Pekanbaru (Antarariau.com) - Panitia Khusus DPRD Riau, yang menyusun Rancangan Peraturan Daerah Perlindungan Hak Perempuan Terhadap Tindak Kekerasan, sepakat untuk memasukkan unsur "anak" sehingga aturan itu akan memiliki fungsi perlindungan akan lebih menyeluruh.
"Kita sepakat untuk memasukkan kata anak dalam Raperda yang dibahas. Jadinya Raperda Perlindungan Hak Perempuan dan Anak Terhadap Tindak Kekerasan," kata Ketua Pansus, Ade Hartati Rahmat dihubungi dari Pekanbaru, Rabu.
Dia mengemukakan bahwa alasannya karena perempuan dan anak merupakan satu kesatuan yang tidak dapat dipisahkan. Logikanya, kata dia, ketika perempuan menjadi korban tindak kekerasan, anak pun ikut dalam hal tersebut.
"Beberapa daerah yang kita kunjungi juga menggabungkan kata perempuan dan anak dalam Perda yang dibentuknya. Perempuan dan anak merupakan sesuatu yang harus disikapi bersamaan," ungkapnya.
Dengan adanya penggabungan ini, politisi PAN ini tetap berusaha agar raperda yang dipimpinnya bisa disahkan menjadi Perda di tahun ini. Hal itu agar tahun 2017 mendatang, Perda Perempuan dan Anak sudah bisa dijalankan.

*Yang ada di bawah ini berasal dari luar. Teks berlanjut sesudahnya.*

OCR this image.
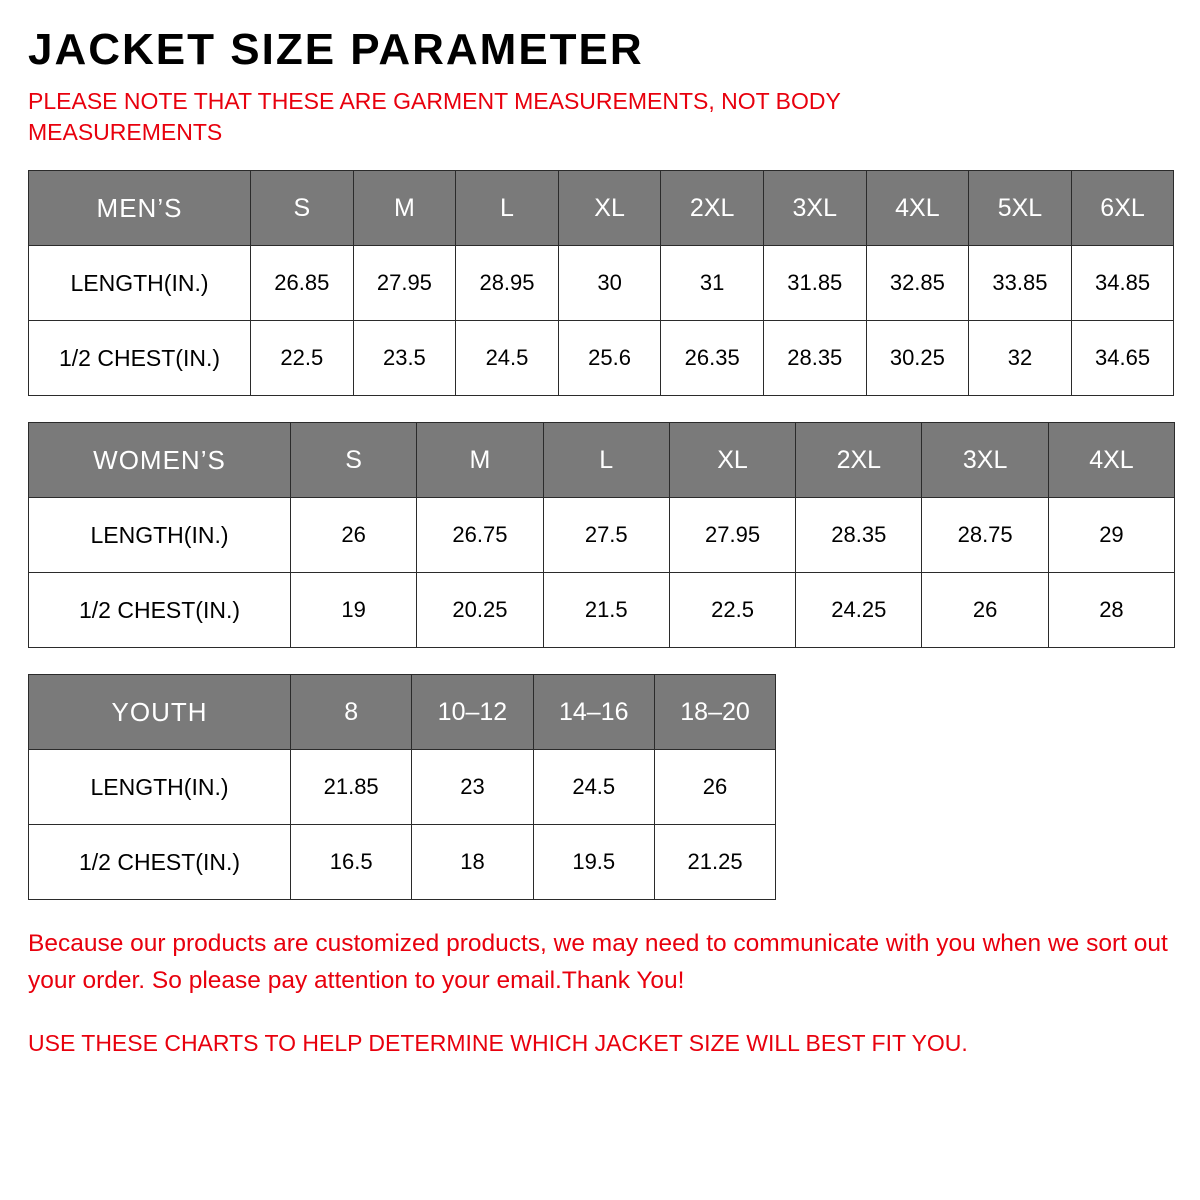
JACKET SIZE PARAMETER

PLEASE NOTE THAT THESE ARE GARMENT MEASUREMENTS, NOT BODY MEASUREMENTS

MEN’S	S	M	L	XL	2XL	3XL	4XL	5XL	6XL
LENGTH(IN.)	26.85	27.95	28.95	30	31	31.85	32.85	33.85	34.85
1/2 CHEST(IN.)	22.5	23.5	24.5	25.6	26.35	28.35	30.25	32	34.65
WOMEN’S	S	M	L	XL	2XL	3XL	4XL
LENGTH(IN.)	26	26.75	27.5	27.95	28.35	28.75	29
1/2 CHEST(IN.)	19	20.25	21.5	22.5	24.25	26	28
YOUTH	8	10–12	14–16	18–20
LENGTH(IN.)	21.85	23	24.5	26
1/2 CHEST(IN.)	16.5	18	19.5	21.25

Because our products are customized products, we may need to communicate with you when we sort out your order. So please pay attention to your email.Thank You!

USE THESE CHARTS TO HELP DETERMINE WHICH JACKET SIZE WILL BEST FIT YOU.
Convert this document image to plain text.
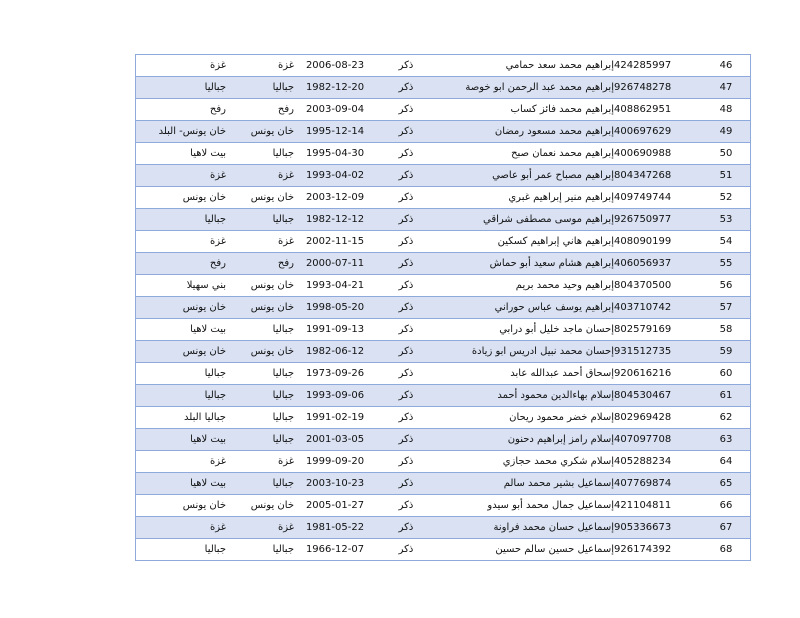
غزة	غزة	2006-08-23	ذكر	إبراهيم محمد سعد حمامي	424285997	46
جباليا	جباليا	1982-12-20	ذكر	إبراهيم محمد عبد الرحمن ابو خوصة	926748278	47
رفح	رفح	2003-09-04	ذكر	إبراهيم محمد فائز كساب	408862951	48
خان يونس- البلد	خان يونس	1995-12-14	ذكر	إبراهيم محمد مسعود رمضان	400697629	49
بيت لاهيا	جباليا	1995-04-30	ذكر	إبراهيم محمد نعمان صبح	400690988	50
غزة	غزة	1993-04-02	ذكر	إبراهيم مصباح عمر أبو عاصي	804347268	51
خان يونس	خان يونس	2003-12-09	ذكر	إبراهيم منير إبراهيم غبري	409749744	52
جباليا	جباليا	1982-12-12	ذكر	إبراهيم موسى مصطفى شراقي	926750977	53
غزة	غزة	2002-11-15	ذكر	إبراهيم هاني إبراهيم كسكين	408090199	54
رفح	رفح	2000-07-11	ذكر	إبراهيم هشام سعيد أبو حماش	406056937	55
بني سهيلا	خان يونس	1993-04-21	ذكر	إبراهيم وحيد محمد بريم	804370500	56
خان يونس	خان يونس	1998-05-20	ذكر	إبراهيم يوسف عباس حوراني	403710742	57
بيت لاهيا	جباليا	1991-09-13	ذكر	إحسان ماجد خليل أبو درابي	802579169	58
خان يونس	خان يونس	1982-06-12	ذكر	إحسان محمد نبيل ادريس ابو زيادة	931512735	59
جباليا	جباليا	1973-09-26	ذكر	إسحاق أحمد عبدالله عابد	920616216	60
جباليا	جباليا	1993-09-06	ذكر	إسلام بهاءالدين محمود أحمد	804530467	61
جباليا البلد	جباليا	1991-02-19	ذكر	إسلام خضر محمود ريحان	802969428	62
بيت لاهيا	جباليا	2001-03-05	ذكر	إسلام رامز إبراهيم دحنون	407097708	63
غزة	غزة	1999-09-20	ذكر	إسلام شكري محمد حجازي	405288234	64
بيت لاهيا	جباليا	2003-10-23	ذكر	إسماعيل بشير محمد سالم	407769874	65
خان يونس	خان يونس	2005-01-27	ذكر	إسماعيل جمال محمد أبو سيدو	421104811	66
غزة	غزة	1981-05-22	ذكر	إسماعيل حسان محمد فراونة	905336673	67
جباليا	جباليا	1966-12-07	ذكر	إسماعيل حسين سالم حسين	926174392	68
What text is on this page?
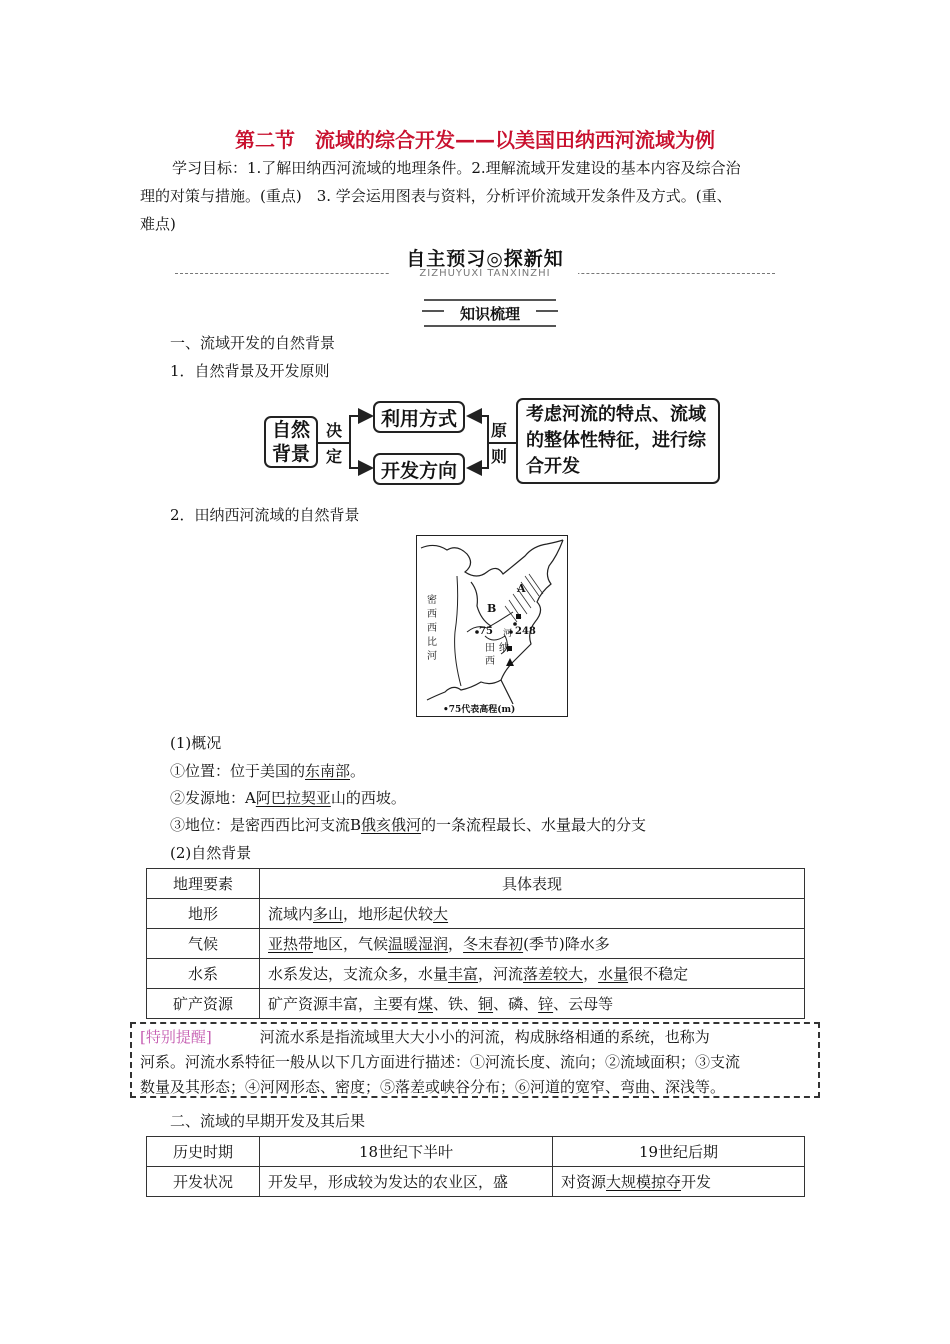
第二节　流域的综合开发——以美国田纳西河流域为例
学习目标：1.了解田纳西河流域的地理条件。2.理解流域开发建设的基本内容及综合治
理的对策与措施。(重点)　3. 学会运用图表与资料，分析评价流域开发条件及方式。(重、
难点)
自主预习◎探新知
ZIZHUYUXI TANXINZHI
知识梳理
一、流域开发的自然背景
1．自然背景及开发原则
自然背景
决定
利用方式
开发方向
原则
考虑河流的特点、流域的整体性特征，进行综合开发
2．田纳西河流域的自然背景
密西西比河
A
B
75 248
田纳西
河
•75代表高程(m)
(1)概况
①位置：位于美国的东南部。
②发源地：A阿巴拉契亚山的西坡。
③地位：是密西西比河支流B俄亥俄河的一条流程最长、水量最大的分支
(2)自然背景
地理要素	具体表现
地形	流域内多山，地形起伏较大
气候	亚热带地区，气候温暖湿润，冬末春初(季节)降水多
水系	水系发达，支流众多，水量丰富，河流落差较大，水量很不稳定
矿产资源	矿产资源丰富，主要有煤、铁、铜、磷、锌、云母等
[特别提醒]	河流水系是指流域里大大小小的河流，构成脉络相通的系统，也称为
河系。河流水系特征一般从以下几方面进行描述：①河流长度、流向；②流域面积；③支流
数量及其形态；④河网形态、密度；⑤落差或峡谷分布；⑥河道的宽窄、弯曲、深浅等。
二、流域的早期开发及其后果
历史时期	18世纪下半叶	19世纪后期
开发状况	开发早，形成较为发达的农业区，盛	对资源大规模掠夺开发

"Nanti kita akan undang Biro Hukum dan Badan Pemberdayaan Perempuan, Perlindungan Anak dan Keluarga Berencana Provinsi Riau untuk membahas lebih lanjut raperda ini. Termasuk menyepakati bersama dalam merubah judul dan naskah akademiknya, bagaimanapun raperda ini merupakan usulan pemprov," tutur Legislator asal Pekanbaru ini.
Sebelumnya Sekretaris Daerah Ahmad Hijazi, dalam pengajuannya menyampaikan naskah akademis raperda ini sudah dibuat sejak tahun 2014. Dalam raperda itu muatannya hanya mengatur untuk perempuan dewasa.
"Hal itu karena untuk perempuan yang anak-anak sudah diatur dalam Perda no. 3 tahun 2013 tentang perlindungan hak dasar anak," katanya dalam sidang paripurna penyampaian usulan raperda ke DPRD Riau sebelum pansus terbentuk.